I really, really hate looking for a job.

I really, really hate having MS.

I really, really hate not having enough hours in the day to slack off playing Facebook flash games and get the house work done, learn pilates and/or yoga, work on my book, work on my idea(s) and buy lottery tickets.

***

Today I got a coffee as a mid-afternoon pick me up and I saw that this particular java purveyor had a shiny shaker full of "vanilla sugar".

I love vanilla sugar in coffee. It's been a couple a years since I had some, I'm pretty sure.

I finished that cup of coffee around 3 PM.

Ever since then, randomly and without warning and at no specific interval, I can smell vanilla sugar.

***

I had a thought, now it's gone.

I've got a date with Stephen Colbert. Good night.

Tuesday, September 4, 2012

Better

Sometimes the misery of others reminds me just how far I've come.

I haven't thought about killing myself in over two years. (I think)

I haven't done anything damaging to my life or my relationship or my continued employability in well over 7 years.

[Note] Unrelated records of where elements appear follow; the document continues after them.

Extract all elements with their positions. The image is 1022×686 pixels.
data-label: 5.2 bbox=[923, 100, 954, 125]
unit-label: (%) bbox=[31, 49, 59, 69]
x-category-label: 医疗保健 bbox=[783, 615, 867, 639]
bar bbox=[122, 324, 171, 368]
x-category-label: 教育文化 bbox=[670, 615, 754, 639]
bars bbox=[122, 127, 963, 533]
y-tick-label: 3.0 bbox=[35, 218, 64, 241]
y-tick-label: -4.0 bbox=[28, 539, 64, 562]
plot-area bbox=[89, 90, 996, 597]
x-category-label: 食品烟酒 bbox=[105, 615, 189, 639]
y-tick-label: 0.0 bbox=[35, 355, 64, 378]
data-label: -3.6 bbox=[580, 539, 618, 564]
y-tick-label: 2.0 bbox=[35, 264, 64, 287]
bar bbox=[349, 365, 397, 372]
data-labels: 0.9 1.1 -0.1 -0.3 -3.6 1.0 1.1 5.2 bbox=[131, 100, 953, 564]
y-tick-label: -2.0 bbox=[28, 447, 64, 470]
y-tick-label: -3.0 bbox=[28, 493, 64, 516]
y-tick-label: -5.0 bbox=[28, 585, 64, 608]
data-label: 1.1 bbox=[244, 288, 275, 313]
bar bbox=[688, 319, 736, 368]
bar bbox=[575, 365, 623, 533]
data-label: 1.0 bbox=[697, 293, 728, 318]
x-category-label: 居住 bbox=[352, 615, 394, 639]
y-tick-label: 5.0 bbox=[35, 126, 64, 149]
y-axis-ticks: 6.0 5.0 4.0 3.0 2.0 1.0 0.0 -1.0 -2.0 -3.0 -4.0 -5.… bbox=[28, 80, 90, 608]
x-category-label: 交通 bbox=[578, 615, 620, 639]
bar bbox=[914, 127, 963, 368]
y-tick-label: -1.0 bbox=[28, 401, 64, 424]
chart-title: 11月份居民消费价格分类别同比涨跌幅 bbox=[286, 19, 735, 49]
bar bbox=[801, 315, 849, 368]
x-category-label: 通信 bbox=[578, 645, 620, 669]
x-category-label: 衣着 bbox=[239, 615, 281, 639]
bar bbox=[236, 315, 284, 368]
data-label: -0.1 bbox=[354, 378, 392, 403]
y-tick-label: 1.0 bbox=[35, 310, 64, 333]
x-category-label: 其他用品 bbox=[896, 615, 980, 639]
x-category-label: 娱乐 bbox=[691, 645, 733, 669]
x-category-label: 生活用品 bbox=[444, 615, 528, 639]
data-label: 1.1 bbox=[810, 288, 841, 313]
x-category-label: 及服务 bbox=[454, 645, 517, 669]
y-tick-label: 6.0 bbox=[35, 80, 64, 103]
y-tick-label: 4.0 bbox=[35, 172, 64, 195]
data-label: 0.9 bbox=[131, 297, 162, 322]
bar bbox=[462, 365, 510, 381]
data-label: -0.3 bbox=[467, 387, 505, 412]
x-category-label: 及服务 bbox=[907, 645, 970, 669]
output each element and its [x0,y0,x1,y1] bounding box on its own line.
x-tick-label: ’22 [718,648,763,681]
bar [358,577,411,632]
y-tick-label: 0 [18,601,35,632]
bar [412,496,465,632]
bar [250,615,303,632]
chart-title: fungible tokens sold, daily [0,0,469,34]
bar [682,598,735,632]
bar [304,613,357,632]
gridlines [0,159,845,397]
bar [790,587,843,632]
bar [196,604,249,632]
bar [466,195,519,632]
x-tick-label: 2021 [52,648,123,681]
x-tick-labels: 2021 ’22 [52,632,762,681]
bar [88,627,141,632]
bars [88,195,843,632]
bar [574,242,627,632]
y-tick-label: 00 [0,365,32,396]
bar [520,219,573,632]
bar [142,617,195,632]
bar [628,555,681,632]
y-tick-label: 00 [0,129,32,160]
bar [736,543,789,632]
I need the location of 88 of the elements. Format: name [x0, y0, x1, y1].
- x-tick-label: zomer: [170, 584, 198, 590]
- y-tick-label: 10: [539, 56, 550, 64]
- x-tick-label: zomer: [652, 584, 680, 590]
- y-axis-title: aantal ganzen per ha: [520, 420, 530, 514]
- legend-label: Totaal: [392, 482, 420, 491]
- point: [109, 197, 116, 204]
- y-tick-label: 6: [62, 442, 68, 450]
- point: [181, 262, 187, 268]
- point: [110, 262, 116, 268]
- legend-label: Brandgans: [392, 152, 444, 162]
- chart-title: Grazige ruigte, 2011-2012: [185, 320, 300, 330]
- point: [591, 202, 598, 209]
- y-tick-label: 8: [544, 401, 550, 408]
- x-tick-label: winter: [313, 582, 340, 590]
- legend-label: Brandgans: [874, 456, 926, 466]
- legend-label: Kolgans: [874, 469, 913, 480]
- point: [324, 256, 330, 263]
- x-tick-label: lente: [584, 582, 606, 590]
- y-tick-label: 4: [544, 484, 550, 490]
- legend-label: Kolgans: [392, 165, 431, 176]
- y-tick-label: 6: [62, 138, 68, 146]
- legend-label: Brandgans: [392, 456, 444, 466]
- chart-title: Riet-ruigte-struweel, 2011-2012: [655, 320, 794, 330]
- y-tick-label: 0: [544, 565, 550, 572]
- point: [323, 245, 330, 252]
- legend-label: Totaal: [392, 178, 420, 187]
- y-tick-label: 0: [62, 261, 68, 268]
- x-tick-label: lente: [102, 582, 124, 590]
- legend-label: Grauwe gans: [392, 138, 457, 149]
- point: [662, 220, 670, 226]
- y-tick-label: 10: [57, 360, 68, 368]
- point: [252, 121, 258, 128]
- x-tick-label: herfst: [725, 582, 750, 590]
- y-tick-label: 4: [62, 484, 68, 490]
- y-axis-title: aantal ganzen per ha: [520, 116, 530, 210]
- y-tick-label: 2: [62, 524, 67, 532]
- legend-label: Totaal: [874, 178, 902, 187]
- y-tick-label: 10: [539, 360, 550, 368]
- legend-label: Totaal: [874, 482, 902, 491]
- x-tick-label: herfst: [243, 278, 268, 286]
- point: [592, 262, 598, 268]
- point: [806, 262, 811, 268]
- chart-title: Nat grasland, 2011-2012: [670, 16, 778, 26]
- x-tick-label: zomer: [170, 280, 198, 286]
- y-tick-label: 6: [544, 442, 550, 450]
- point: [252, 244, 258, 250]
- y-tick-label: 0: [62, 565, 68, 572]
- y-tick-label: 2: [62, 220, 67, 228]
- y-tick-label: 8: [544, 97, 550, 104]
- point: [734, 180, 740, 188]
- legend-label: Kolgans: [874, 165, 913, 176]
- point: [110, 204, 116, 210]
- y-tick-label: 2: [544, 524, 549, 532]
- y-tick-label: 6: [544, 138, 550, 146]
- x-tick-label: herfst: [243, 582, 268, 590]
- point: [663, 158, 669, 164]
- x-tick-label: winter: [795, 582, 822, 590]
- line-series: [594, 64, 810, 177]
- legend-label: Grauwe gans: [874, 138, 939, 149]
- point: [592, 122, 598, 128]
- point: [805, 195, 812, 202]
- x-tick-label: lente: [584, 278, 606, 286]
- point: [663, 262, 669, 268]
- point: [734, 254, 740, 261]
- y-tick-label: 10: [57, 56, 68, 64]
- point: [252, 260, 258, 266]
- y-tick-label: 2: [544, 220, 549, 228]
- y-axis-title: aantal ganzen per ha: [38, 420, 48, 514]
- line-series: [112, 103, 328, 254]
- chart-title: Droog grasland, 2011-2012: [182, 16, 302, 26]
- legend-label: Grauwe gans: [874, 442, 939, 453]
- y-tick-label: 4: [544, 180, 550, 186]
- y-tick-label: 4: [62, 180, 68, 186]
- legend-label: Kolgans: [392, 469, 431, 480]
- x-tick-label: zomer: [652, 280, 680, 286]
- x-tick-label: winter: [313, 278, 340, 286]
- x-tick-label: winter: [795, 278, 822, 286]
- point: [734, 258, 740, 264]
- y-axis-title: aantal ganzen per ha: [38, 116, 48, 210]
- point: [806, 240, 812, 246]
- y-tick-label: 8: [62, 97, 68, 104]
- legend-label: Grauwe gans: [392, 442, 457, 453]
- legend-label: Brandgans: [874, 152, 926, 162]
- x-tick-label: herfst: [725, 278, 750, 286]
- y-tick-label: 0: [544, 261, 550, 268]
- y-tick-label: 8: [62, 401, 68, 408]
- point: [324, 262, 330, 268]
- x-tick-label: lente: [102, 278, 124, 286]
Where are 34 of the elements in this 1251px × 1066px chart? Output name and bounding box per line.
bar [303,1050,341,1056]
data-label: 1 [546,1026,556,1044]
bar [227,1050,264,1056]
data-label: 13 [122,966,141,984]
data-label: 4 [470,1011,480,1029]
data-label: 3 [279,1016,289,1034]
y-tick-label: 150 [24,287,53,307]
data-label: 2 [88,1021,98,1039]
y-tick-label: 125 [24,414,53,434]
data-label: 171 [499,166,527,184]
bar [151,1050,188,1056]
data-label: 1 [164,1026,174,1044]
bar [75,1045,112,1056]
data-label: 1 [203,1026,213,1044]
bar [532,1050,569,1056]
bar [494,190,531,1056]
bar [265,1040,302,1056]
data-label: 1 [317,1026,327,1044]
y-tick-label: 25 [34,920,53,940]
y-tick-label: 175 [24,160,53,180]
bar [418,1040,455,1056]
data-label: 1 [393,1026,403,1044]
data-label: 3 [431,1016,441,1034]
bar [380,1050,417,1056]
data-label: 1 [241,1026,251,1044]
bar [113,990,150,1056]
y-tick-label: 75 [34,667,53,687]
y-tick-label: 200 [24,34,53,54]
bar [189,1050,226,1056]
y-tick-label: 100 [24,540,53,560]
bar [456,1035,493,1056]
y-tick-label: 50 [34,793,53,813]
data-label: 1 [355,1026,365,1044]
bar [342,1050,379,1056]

Today I was forced to think about the graphic details of my own history with depression. I was talking to someone I love very much (and who's association in my life will remain confidential) who's life imploded on Friday. Relationship, home, security, everything just gone because this person couldn't deal with their depression. That sucks. I offered what little I had, but mostly I just listened.

The Crazy (as I like to call it) is irrational. What's balls about it is that most people I know with it are some of the most logical, rational and reasoned people I know... and among the smartest I know as well. I know my biggest problem has often been reasoning myself out of a reason to live.

Wellbutrin and Cognitive Behavioural Therapy saved my life. The Wellbutrin kept me from killing myself long enough for the therapy to work, and a few years later I'm not on Wellbutrin or in therapy any more. But that wasn't a quick fix and I suspect that I am not even close to sane.

But I'm employed, my relationship with my husband is awesome, my friends are great and I've got some sort of a plan - as vague as that is - and as far as I am concerned that kind of peace of mind is good enough. Happiness is fleeting. I'll take content.

***
Had We're Awesome Lunch  with my friend Erin today.
We're doing pretty good. We've both come a long way in the past two years. So we had lunch in Yaletown to celebrate our Collective Awesome.


Monday, September 3, 2012

Done.

When you avoid the sun (and heat in general) and really have no interest in being outside, seeing the unofficial end of summer is kind of a relief.

That said, these are the things I wish I had done this summer:


  1. Spent some time drinking wine on the beach at sunset.
  2. Gone to Grouse Mountain just to see what the fuss is about.
  3. uh... I don't think there is a number 3.
Goodbye Summer of 2012. I won't really miss you at all.

I don't have a lot to write about these days because what is on my mind has nothing to do with day-to-day life with MS or day-to-day life with me.

Since I went to the Underground Railroad Freedom Center, and have been reading news story after news about how people continue to be cruel to each other because of their race, class, ethnicity, sex, gender presentation, sexuality and/or disability, I've been looking at people differently.

My time in Ohio left me changed and I am not sure that I have the tools or the capital to make any kind of difference. The only thing that I can do is try to live differently, or something.

I have spent the past 30-40 minutes with my hands on the keyboard watching the cursor flash in anticipation of the next words to come out. I have nothing to add to this. 

Sunday, September 2, 2012

Will anything go wrong if I use you to make my decisions?


This is going to be awesome. I can now abdicate all responsibility for my choices!